Centrale Raad van Beroep
In deze zaak heeft de Centrale Raad van Beroep op 5 augustus 2020 uitspraak gedaan in hoger beroep over de mate van arbeidsongeschiktheid van appellant, die zich had ziek gemeld met psychische klachten. De Raad beoordeelde of het Uitvoeringsinstituut werknemersverzekeringen (Uwv) de mate van arbeidsongeschiktheid van appellant terecht had vastgesteld op 41,39% per 23 mei 2018. De rechtbank Zeeland-West-Brabant had eerder het beroep van appellant ongegrond verklaard, waarbij werd vastgesteld dat het medisch onderzoek voldoende zorgvuldig was uitgevoerd en dat er geen reden was om te twijfelen aan de conclusies van de verzekeringsartsen.
Appellant voerde aan dat hij volledig arbeidsongeschikt was en dat de geselecteerde functies niet geschikt waren.
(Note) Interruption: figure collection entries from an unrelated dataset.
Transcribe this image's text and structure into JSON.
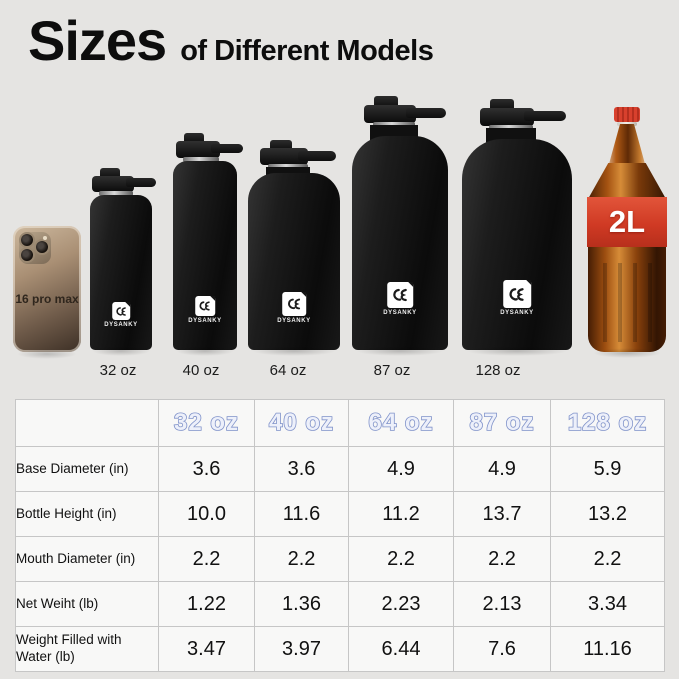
{
  "title": {
    "main": "Sizes",
    "sub": "of Different Models"
  },
  "lineup": {
    "phone_label": "16 pro max",
    "brand": "DYSANKY",
    "cola_size_label": "2L",
    "captions": [
      "32 oz",
      "40 oz",
      "64 oz",
      "87 oz",
      "128 oz"
    ]
  },
  "table": {
    "columns": [
      "32 oz",
      "40 oz",
      "64 oz",
      "87 oz",
      "128 oz"
    ],
    "rows": [
      {
        "label": "Base Diameter (in)",
        "values": [
          "3.6",
          "3.6",
          "4.9",
          "4.9",
          "5.9"
        ]
      },
      {
        "label": "Bottle Height (in)",
        "values": [
          "10.0",
          "11.6",
          "11.2",
          "13.7",
          "13.2"
        ]
      },
      {
        "label": "Mouth Diameter (in)",
        "values": [
          "2.2",
          "2.2",
          "2.2",
          "2.2",
          "2.2"
        ]
      },
      {
        "label": "Net Weiht (lb)",
        "values": [
          "1.22",
          "1.36",
          "2.23",
          "2.13",
          "3.34"
        ]
      },
      {
        "label": "Weight Filled with Water (lb)",
        "values": [
          "3.47",
          "3.97",
          "6.44",
          "7.6",
          "11.16"
        ]
      }
    ]
  },
  "colors": {
    "background": "#e5e4e2",
    "header_fill": "#edf0fa",
    "header_outline": "#8093ca",
    "cola_red": "#d03a24",
    "bottle_black": "#111111"
  }
}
Hij verwees naar het arrest Korošec en stelde dat er sprake was van een schending van het beginsel van equality of arms, omdat hij niet in staat was om voldoende medische informatie te overleggen door financiële beperkingen. De Raad oordeelde echter dat appellant voldoende gelegenheid had gehad om zijn standpunt te onderbouwen en dat er geen aanwijzingen waren dat medische informatie ontbrak.
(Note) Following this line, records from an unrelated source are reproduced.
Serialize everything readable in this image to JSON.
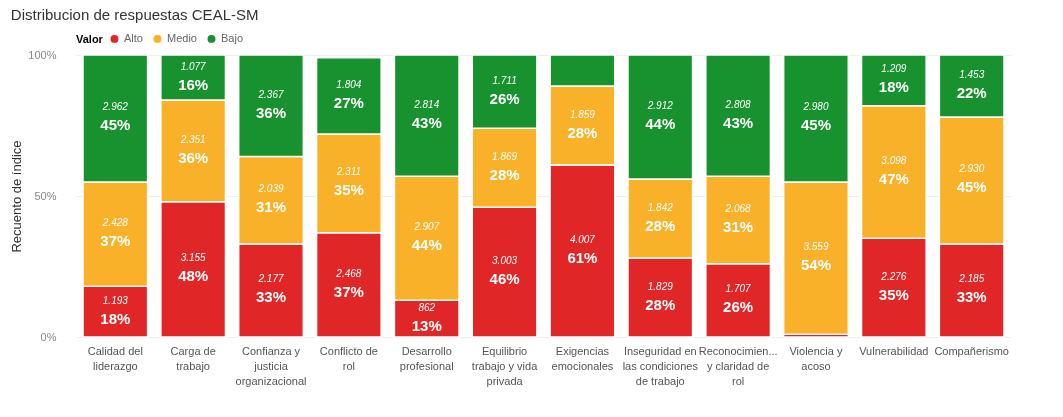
{
  "chart_data": {
    "type": "bar",
    "stacked": true,
    "title": "Distribucion de respuestas CEAL-SM",
    "ylabel": "Recuento de índice",
    "legend_title": "Valor",
    "legend": "top left",
    "grid": "y",
    "categories": [
      "Calidad del liderazgo",
      "Carga de trabajo",
      "Confianza y justicia organizacional",
      "Conflicto de rol",
      "Desarrollo profesional",
      "Equilibrio trabajo y vida privada",
      "Exigencias emocionales",
      "Inseguridad en las condiciones de trabajo",
      "Reconocimien... y claridad de rol",
      "Violencia y acoso",
      "Vulnerabilidad",
      "Compañerismo"
    ],
    "ylim": [
      0,
      100
    ],
    "yticks": [
      {
        "value": 0,
        "label": "0%"
      },
      {
        "value": 50,
        "label": "50%"
      },
      {
        "value": 100,
        "label": "100%"
      }
    ],
    "series": [
      {
        "name": "Alto",
        "color": "#e02626",
        "values": [
          18,
          48,
          33,
          37,
          13,
          46,
          61,
          28,
          26,
          1,
          35,
          33
        ],
        "value_labels": [
          "1.193\n18%",
          "3.155\n48%",
          "2.177\n33%",
          "2.468\n37%",
          "862\n13%",
          "3.003\n46%",
          "4.007\n61%",
          "1.829\n28%",
          "1.707\n26%",
          null,
          "2.276\n35%",
          "2.185\n33%"
        ]
      },
      {
        "name": "Medio",
        "color": "#f8b128",
        "values": [
          37,
          36,
          31,
          35,
          44,
          28,
          28,
          28,
          31,
          54,
          47,
          45
        ],
        "value_labels": [
          "2.428\n37%",
          "2.351\n36%",
          "2.039\n31%",
          "2.311\n35%",
          "2.907\n44%",
          "1.869\n28%",
          "1.859\n28%",
          "1.842\n28%",
          "2.068\n31%",
          "3.559\n54%",
          "3.098\n47%",
          "2.930\n45%"
        ]
      },
      {
        "name": "Bajo",
        "color": "#17922f",
        "values": [
          45,
          16,
          36,
          27,
          43,
          26,
          11,
          44,
          43,
          45,
          18,
          22
        ],
        "value_labels": [
          "2.962\n45%",
          "1.077\n16%",
          "2.367\n36%",
          "1.804\n27%",
          "2.814\n43%",
          "1.711\n26%",
          null,
          "2.912\n44%",
          "2.808\n43%",
          "2.980\n45%",
          "1.209\n18%",
          "1.453\n22%"
        ]
      }
    ]
  }
}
De Raad volgde de rechtbank in haar oordeel dat het medisch onderzoek zorgvuldig was en dat de geselecteerde functies in medisch opzicht geschikt waren voor appellant. Het hoger beroep van appellant werd afgewezen en de aangevallen uitspraak werd bevestigd. Tevens werd het verzoek om schadevergoeding in de vorm van wettelijke rente afgewezen.